Heath | Sir Edward |1916-2005 | Former Prime Minister of the United Kingdom

  • P0060
  • Person
  • 1916-2005

Heath was British Conservative prime minister from 1970 to 1974, a troubled period which came to be seen as reflecting the failure of post-war consensual Conservatism, and produced a backlash in his party that brought Margaret Thatcher to the leadership in 1975.

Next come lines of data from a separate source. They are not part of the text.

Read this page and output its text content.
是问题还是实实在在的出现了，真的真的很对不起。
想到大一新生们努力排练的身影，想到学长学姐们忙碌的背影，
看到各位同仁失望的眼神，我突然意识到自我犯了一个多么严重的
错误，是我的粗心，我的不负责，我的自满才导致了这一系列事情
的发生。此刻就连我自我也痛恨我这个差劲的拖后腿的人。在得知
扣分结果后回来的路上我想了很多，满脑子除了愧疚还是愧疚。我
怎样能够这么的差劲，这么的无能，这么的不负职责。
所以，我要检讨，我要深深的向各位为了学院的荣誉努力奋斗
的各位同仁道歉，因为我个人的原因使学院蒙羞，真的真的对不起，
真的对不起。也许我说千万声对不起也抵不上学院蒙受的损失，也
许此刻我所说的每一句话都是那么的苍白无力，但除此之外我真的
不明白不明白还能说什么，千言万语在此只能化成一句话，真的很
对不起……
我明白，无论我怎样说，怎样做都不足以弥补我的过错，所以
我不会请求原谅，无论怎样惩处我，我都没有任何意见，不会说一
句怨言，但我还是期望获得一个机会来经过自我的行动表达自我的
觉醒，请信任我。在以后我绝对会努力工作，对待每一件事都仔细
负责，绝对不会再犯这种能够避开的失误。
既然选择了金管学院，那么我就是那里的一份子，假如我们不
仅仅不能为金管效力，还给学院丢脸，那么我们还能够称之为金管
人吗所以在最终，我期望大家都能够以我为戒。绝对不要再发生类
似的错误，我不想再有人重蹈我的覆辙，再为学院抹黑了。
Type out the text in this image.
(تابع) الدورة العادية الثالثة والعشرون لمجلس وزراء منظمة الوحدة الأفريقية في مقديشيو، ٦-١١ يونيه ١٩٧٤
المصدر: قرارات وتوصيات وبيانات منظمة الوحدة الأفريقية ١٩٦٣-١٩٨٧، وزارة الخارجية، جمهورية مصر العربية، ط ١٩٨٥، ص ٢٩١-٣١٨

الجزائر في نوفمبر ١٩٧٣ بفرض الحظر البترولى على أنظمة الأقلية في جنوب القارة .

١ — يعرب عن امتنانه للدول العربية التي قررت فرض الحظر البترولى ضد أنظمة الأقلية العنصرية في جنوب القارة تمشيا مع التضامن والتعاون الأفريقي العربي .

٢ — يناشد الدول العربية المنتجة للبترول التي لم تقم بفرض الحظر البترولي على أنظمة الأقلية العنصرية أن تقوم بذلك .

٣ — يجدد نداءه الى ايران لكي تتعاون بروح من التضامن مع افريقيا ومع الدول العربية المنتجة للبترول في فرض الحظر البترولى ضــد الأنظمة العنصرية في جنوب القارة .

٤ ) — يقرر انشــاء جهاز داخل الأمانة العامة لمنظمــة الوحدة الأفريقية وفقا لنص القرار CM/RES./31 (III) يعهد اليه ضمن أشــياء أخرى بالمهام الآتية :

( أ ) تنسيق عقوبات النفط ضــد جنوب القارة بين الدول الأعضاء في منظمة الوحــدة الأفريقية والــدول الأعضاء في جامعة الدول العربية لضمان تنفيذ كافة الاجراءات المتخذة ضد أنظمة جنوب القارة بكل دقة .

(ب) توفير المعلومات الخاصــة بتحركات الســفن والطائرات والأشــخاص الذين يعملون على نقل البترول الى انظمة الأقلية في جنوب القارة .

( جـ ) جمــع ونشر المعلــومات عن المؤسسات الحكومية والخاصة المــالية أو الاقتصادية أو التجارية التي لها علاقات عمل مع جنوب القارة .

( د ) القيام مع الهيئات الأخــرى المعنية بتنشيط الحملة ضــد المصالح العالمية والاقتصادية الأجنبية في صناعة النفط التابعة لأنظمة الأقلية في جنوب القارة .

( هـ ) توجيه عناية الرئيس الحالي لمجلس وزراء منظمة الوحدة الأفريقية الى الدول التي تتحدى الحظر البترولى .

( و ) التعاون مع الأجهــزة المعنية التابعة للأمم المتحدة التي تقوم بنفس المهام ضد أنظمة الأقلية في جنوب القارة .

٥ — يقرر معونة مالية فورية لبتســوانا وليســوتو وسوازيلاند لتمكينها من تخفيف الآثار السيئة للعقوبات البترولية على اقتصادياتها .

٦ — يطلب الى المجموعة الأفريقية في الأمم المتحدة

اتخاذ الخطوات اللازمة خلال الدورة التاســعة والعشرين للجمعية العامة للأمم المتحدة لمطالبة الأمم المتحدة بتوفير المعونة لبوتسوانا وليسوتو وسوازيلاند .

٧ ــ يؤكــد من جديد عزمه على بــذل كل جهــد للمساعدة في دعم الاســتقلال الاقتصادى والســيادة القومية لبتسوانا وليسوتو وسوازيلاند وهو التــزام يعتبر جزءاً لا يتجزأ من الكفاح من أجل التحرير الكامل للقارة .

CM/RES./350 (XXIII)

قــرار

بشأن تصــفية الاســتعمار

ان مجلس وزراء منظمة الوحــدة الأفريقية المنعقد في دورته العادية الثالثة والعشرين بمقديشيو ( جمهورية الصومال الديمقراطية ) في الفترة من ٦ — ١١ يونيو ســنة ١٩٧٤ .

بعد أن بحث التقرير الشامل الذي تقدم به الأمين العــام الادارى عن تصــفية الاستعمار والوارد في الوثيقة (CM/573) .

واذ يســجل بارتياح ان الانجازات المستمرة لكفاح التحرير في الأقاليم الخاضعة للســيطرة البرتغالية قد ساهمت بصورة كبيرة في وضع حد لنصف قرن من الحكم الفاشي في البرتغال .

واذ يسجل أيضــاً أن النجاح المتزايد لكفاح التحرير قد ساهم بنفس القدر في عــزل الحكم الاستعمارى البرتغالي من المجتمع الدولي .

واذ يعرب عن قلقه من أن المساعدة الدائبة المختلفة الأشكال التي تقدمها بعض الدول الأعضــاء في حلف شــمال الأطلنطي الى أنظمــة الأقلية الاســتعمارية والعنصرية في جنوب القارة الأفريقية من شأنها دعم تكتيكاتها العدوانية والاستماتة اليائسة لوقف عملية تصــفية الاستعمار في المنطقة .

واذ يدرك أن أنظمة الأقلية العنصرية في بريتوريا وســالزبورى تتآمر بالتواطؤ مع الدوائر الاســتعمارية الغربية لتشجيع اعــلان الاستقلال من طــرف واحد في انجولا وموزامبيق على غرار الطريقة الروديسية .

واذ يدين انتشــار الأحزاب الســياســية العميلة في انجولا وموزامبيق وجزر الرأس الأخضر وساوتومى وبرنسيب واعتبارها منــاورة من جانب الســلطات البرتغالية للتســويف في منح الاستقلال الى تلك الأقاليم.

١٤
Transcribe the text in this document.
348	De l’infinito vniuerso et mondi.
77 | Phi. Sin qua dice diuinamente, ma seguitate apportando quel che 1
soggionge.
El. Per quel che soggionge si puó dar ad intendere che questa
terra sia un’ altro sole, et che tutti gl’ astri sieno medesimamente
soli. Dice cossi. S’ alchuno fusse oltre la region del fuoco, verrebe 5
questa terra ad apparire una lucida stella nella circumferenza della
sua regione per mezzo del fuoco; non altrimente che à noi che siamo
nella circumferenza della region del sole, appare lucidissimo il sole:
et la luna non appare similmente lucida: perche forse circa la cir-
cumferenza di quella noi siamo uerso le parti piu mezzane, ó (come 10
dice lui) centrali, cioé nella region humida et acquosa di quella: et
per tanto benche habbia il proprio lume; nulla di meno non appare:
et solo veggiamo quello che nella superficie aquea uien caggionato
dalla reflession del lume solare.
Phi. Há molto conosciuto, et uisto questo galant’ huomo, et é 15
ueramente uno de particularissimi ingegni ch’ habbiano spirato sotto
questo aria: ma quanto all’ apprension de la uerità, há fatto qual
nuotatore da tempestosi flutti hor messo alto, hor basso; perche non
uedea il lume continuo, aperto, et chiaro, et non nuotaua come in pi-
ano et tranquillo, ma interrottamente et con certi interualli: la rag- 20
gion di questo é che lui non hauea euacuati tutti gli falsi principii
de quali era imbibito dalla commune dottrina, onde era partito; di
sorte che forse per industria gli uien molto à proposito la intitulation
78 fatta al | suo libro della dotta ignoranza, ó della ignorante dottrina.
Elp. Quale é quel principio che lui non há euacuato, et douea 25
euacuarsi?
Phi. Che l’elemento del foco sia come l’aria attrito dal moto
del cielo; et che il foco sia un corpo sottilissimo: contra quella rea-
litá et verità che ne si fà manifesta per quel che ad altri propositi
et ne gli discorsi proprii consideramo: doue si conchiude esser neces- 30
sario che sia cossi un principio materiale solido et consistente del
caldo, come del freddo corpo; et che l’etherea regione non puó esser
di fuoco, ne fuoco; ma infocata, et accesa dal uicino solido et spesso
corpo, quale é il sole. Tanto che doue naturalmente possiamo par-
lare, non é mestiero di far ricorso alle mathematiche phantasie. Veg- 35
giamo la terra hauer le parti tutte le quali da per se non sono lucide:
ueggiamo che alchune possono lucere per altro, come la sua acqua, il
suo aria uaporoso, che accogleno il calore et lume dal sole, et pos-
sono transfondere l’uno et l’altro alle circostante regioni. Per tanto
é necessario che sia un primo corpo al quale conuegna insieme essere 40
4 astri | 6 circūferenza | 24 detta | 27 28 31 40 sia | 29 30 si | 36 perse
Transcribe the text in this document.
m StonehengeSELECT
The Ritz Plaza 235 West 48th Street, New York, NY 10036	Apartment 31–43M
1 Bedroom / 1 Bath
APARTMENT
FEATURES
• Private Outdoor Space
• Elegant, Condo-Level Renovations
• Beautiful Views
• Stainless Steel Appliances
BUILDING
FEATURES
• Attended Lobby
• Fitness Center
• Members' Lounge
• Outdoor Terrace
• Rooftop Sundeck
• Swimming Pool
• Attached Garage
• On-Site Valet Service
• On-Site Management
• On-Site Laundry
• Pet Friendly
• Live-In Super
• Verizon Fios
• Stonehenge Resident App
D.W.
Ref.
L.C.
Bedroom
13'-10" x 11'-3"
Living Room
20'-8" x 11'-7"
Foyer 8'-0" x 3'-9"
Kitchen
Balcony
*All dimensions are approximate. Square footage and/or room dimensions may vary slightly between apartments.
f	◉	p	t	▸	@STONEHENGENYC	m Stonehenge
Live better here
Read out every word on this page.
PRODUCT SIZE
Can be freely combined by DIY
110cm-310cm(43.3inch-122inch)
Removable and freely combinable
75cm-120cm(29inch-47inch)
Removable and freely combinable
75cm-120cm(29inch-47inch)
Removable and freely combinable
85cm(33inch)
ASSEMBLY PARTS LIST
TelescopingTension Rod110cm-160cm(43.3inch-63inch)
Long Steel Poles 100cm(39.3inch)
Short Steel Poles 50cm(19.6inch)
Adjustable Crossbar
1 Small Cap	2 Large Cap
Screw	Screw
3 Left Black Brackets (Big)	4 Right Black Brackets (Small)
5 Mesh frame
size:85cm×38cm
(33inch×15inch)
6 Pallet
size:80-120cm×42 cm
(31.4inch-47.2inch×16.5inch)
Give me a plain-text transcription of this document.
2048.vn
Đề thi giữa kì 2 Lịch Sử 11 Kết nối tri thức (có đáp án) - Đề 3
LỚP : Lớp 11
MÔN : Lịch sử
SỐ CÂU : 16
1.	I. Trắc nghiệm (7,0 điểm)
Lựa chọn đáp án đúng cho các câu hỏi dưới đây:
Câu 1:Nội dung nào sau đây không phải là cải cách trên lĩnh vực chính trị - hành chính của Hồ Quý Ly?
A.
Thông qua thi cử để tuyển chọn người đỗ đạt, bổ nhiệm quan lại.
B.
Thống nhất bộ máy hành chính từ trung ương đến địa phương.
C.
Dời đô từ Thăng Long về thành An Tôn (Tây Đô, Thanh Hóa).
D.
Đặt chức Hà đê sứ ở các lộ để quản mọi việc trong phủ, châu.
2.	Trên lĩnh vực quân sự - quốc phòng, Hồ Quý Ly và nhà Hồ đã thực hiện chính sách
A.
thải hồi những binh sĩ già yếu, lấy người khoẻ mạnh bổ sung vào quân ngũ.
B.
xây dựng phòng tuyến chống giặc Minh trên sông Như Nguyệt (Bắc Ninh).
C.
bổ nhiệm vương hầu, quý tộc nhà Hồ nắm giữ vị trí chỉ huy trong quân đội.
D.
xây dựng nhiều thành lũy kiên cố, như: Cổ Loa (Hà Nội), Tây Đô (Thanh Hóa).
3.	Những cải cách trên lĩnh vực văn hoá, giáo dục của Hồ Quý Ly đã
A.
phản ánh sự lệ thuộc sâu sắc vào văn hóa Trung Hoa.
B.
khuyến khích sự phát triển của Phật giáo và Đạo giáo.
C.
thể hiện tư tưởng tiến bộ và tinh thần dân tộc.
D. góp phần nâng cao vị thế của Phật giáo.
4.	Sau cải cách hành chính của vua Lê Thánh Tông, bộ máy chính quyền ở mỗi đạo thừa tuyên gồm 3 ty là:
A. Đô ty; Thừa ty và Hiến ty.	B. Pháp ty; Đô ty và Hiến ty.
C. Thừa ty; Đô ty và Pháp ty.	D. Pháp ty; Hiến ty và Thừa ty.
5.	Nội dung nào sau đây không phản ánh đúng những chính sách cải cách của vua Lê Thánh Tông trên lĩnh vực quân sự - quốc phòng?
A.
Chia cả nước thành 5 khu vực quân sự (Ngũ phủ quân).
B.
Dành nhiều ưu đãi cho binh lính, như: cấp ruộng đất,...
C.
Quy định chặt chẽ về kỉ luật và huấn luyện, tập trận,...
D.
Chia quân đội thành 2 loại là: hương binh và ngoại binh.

As prime minister, Heath's policies seemed muddled. His only clear success was in fulfilling his long-held ambition of taking Britain into the European Community, in 1973. He preserved the consensual and moderate policies of his 1950s predecessors, but he also felt obliged to restrain public expenditure through deflationary policies, and to tackle increasing labour unrest by trying to reduce the power of trade unions. When faced with the muscle of the militant miners' union, however, Heath backed down, executing a 'u-turn' for which the Conservative Party's right wing never forgave him. Mass strikes continued, in parallel with ongoing violence in Northern Ireland. The 1974 General Election was inconclusive and Heath resigned as prime minister, to be replaced by Harold Wilson and a minority Labour government. The following year Thatcher replaced Heath as Conservative leader.

Heath remained in parliament until 2001, a constant reminder to Thatcher of the party's moderate and Europhile traditions, which Heath angrily believed she had betrayed. He died on 17 July 2005.